Dan dalam riwayat Bukhari lainnya disebutkan:

“Rasulullah Saw. berwudhu seperti wudhu untuk shalat tanpa mencuci kedua kakinya. Beliau Saw. mencuci kemaluannya dan kotoran yang menempel pada kemaluannya, kemudian menyiramkan air ke tubuhnya, lalu beliau Saw. menggeserkan kedua kakinya dan kemudian mencuci keduanya.”

Dalam riwayat Bukhari yang ketiga:

“Beliau Saw. menuangkan air dengan tangan kanannya ke atas tangan kirinya, membasuh kedua tangannya itu dan mencuci kemaluannya, kemudian beliau Saw. mengusapkan tangannya ke tanah lalu membasuhnya, kemudian beliau Saw. berkumur-kumur dan beristinsyaq. Setelah itu beliau Saw. membasuh wajahnya dan mengucurkan air ke atas kepalanya, kemudian beliau Saw. bergeser lalu membasuh kedua kakinya.”

Dalam riwayat Bukhari yang keempat:

“Kemudian beliau Saw. menuangkan air ke atas tangannya, mencucinya sekali atau dua kali, lalu beliau Saw. menuangkan air dengan tangan kanannya ke atas tangan kirinya, mencuci kemaluannya, kemudian menggosokkan tangannya ke tanah atau ke dinding. Setelah itu beliau Saw. berkumur-kumur dan beristinsyaq (membersihkan hidung dengan cara menghirup air), membasuh wajahnya dan kedua tangannya, membasuh kepalanya, kemudian mengguyurkan air ke tubuhnya. Setelah itu beliau Saw. bergeser, lalu mencuci kedua kakinya.”
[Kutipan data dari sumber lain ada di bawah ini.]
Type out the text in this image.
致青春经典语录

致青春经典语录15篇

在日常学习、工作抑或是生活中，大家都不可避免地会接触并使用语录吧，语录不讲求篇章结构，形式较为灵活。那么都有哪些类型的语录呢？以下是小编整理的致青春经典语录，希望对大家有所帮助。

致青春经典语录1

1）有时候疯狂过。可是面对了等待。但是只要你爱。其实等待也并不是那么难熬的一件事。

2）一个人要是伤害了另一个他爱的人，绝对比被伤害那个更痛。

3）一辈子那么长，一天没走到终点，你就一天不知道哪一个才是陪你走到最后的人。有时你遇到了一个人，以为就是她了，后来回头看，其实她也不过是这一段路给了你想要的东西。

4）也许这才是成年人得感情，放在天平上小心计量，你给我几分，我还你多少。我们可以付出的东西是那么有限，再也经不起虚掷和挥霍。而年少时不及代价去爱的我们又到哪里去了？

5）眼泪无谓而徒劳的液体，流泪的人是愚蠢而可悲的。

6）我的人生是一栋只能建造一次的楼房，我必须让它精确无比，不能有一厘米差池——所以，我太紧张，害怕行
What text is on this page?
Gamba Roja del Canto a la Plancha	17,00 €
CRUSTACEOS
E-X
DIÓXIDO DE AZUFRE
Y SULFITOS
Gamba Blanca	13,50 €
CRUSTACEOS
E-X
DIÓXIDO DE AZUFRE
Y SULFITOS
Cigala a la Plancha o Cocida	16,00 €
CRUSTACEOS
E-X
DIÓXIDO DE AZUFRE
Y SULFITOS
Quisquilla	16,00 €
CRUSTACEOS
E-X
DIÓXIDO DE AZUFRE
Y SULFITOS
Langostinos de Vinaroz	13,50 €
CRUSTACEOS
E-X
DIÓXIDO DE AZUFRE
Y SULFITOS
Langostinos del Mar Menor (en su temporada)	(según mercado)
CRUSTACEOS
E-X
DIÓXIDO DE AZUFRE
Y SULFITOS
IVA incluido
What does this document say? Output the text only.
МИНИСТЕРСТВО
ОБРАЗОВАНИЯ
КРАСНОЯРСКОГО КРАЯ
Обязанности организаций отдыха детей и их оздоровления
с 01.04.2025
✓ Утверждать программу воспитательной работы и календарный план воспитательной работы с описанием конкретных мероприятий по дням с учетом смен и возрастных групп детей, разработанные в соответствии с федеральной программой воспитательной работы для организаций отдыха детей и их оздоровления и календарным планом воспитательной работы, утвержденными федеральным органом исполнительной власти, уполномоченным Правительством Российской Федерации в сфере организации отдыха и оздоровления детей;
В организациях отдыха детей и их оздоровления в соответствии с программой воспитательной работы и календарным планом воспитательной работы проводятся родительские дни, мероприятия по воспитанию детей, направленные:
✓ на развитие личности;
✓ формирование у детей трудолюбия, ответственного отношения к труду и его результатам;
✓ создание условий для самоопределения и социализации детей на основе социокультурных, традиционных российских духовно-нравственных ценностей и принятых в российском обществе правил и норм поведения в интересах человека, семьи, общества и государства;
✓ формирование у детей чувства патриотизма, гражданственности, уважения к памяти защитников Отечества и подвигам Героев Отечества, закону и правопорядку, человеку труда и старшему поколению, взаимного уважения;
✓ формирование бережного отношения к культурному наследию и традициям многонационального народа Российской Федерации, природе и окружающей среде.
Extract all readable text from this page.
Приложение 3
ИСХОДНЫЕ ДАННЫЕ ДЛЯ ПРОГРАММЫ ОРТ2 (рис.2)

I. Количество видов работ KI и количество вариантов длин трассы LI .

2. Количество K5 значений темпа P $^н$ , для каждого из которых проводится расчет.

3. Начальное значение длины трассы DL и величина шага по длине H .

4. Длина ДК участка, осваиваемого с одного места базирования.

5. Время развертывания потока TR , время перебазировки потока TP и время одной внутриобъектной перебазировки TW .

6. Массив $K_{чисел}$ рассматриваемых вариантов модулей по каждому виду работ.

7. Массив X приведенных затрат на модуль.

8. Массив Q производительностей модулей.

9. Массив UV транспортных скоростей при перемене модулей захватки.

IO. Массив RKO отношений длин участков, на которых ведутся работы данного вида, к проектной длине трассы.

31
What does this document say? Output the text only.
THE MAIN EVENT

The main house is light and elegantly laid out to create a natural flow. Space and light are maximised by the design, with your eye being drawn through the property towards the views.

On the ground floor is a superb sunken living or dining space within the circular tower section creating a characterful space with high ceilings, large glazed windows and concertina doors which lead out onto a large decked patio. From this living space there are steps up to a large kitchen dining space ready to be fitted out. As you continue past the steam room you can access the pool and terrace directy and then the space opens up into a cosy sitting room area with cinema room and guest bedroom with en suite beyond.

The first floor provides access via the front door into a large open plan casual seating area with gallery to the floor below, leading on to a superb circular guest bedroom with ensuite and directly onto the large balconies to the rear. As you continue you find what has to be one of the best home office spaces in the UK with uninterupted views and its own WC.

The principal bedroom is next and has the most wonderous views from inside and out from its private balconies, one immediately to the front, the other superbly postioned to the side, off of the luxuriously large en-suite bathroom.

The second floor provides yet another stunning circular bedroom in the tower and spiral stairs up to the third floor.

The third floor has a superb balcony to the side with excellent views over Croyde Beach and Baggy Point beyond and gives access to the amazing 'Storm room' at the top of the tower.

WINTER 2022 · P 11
9. Dari Aisyah ra., dia berkata:

“Adalah Rasulullah Saw. ketika hendak mandi junub, beliau meminta satu wadah seukuran tempat memerah susu yang berisi air, lalu beliau Saw. menciduk air dengan telapak tangannya, kemudian memulai bagian kanan kepalanya kemudian bagian kirinya. Setelah itu beliau menciduk air dengan kedua telapak tangannya, lalu mengucurkannya ke atas kepalanya.” (HR. Muslim dan Bukhari)

Dengan mencermati sembilan hadits ini, nampak jelas bahwa mandi itu ada yang mujzi (cukup), dan adapula yang lebih sempurna. Kedua jenis mandi tersebut legal adanya.

Mandi Mujzi

Mandi yang cukup (mujzi) adalah sebagai berikut: Orang yang hendak mandi harus berniat menghilangkan hadats besar, kemudian mengucurkan air ke atas kepalanya, lalu ke seluruh badannya. Dan ini cukup dilakukan satu kali saja.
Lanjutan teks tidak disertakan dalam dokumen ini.